Chapter 3 provides a much-needed account of the intersection between elaboratio and decoratio, complementing the to-date better codified research on the generic progressions themselves (e.g., partimenti, thoroughbass) by investigating the improvised diminution techniques that render their constituent voice-leading as a huge variety of musical surfaces. It offers the first detailed exposition of the mostly neglected, but hugely significant and highly sophisticated pedagogy of Michael Wiedeburg, which is demonstrated in sample improvisations. Chapter 4 explores imitative improvisation; it shows that the skills taught by the partimento fugue constitute part of a continuous lineage that reaches back into the Renaissance, and it investigates the improvisation of fugues without the assistance of such a shorthand. It also brings together and extends recent work on improvised canon, and elucidates the application of imitative improvisational techniques in sample improvisations.

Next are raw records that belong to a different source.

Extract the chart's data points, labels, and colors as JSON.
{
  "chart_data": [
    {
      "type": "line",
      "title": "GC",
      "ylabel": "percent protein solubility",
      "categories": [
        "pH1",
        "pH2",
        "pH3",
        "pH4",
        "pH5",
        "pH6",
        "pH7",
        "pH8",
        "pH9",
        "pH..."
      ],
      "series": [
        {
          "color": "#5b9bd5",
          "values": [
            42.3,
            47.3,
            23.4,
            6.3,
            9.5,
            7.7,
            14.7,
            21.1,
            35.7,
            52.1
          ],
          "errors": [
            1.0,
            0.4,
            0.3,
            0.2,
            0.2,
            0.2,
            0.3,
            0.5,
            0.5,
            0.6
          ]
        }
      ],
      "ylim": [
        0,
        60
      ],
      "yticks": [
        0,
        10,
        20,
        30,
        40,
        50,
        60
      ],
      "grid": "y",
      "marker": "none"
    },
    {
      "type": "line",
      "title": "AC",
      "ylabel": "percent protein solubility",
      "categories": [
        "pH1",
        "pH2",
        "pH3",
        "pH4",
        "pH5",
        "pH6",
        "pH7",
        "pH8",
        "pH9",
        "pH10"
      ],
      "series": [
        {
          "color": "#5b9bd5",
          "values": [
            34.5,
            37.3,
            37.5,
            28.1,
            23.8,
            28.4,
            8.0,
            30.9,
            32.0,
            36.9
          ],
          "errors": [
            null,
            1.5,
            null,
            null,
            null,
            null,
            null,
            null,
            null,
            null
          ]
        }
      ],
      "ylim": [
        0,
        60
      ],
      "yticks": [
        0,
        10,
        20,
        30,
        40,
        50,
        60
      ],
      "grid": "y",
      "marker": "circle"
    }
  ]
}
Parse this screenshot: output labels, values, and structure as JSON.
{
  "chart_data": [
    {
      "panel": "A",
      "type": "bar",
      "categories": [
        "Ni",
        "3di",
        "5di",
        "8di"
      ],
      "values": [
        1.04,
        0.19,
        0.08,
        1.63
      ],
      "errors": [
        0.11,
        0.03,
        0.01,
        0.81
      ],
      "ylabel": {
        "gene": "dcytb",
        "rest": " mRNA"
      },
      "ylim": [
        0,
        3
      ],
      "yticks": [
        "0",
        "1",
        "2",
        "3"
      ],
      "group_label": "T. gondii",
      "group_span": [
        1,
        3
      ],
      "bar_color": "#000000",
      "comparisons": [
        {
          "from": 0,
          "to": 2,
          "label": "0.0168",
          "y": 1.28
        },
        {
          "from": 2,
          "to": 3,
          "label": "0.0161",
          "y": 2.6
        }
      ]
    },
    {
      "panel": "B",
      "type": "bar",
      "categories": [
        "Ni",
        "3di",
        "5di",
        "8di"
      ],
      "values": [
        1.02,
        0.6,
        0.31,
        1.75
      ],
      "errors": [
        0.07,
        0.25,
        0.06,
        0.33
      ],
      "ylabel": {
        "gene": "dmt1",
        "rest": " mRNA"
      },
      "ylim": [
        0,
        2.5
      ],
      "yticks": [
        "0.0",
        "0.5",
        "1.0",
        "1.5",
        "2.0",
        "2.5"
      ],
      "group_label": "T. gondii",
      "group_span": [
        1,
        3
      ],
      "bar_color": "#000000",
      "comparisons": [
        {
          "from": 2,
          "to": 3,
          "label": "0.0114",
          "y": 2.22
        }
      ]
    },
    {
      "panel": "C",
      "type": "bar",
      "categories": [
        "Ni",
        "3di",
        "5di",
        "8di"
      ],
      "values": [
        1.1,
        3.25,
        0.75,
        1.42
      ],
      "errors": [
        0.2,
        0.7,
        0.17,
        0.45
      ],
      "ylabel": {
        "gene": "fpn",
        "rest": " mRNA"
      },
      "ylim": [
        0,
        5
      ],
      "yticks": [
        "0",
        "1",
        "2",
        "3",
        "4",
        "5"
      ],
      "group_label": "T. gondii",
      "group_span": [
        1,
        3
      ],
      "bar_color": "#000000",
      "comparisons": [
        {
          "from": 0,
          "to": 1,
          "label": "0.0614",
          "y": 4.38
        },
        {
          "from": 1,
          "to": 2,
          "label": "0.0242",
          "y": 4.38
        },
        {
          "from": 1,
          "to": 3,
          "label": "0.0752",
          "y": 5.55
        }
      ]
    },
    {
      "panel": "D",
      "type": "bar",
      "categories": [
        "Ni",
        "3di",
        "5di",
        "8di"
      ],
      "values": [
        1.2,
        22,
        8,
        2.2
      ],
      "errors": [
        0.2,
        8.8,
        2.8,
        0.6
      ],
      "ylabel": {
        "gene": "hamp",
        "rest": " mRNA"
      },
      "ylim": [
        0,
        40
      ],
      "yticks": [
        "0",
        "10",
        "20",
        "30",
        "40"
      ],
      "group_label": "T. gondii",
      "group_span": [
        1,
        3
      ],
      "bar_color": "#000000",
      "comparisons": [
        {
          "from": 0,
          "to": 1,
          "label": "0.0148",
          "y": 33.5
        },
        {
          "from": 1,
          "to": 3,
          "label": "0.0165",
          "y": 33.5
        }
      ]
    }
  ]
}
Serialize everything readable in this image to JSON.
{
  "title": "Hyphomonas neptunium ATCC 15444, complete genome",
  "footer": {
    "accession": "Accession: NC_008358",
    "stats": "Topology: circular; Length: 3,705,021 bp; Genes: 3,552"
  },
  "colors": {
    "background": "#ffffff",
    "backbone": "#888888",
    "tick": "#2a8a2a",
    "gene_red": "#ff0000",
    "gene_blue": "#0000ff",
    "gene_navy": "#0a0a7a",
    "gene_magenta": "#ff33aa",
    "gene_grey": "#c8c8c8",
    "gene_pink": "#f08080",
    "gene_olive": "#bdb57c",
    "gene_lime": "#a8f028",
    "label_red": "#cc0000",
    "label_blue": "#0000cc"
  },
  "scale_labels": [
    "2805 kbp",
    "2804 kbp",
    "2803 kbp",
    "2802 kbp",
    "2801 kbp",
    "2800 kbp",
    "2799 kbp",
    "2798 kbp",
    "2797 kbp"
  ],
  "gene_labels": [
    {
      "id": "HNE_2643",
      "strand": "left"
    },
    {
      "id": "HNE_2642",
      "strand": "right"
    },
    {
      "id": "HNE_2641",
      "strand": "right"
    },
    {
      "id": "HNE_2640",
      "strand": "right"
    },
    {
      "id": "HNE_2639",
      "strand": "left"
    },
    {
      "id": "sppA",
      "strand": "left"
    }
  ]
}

Chapter 5 offers a potential starting point for a modern-day pedagogical approach to stylistic keyboard improvisation, beginning at the bottom of the improvisational hierarchy (i.e., decoratio) with ground basses, and working toward the top (i.e., elaboratio and then dispositio) with the improvisation of minuets. Finally, it takes an important step toward understanding variation technique creatively by teaching students to riff on existing pieces from the literature. The aim of this research is not to discuss every pedagogical tradition of keyboard improvisation in the German Baroque, but rather to establish a clear conceptual framework for understanding the learning and the application of improvisational patterns and techniques. As such, it works toward coming to grips with the pedagogy, the practice, and the products of keyboard improvisation in that time and in our own.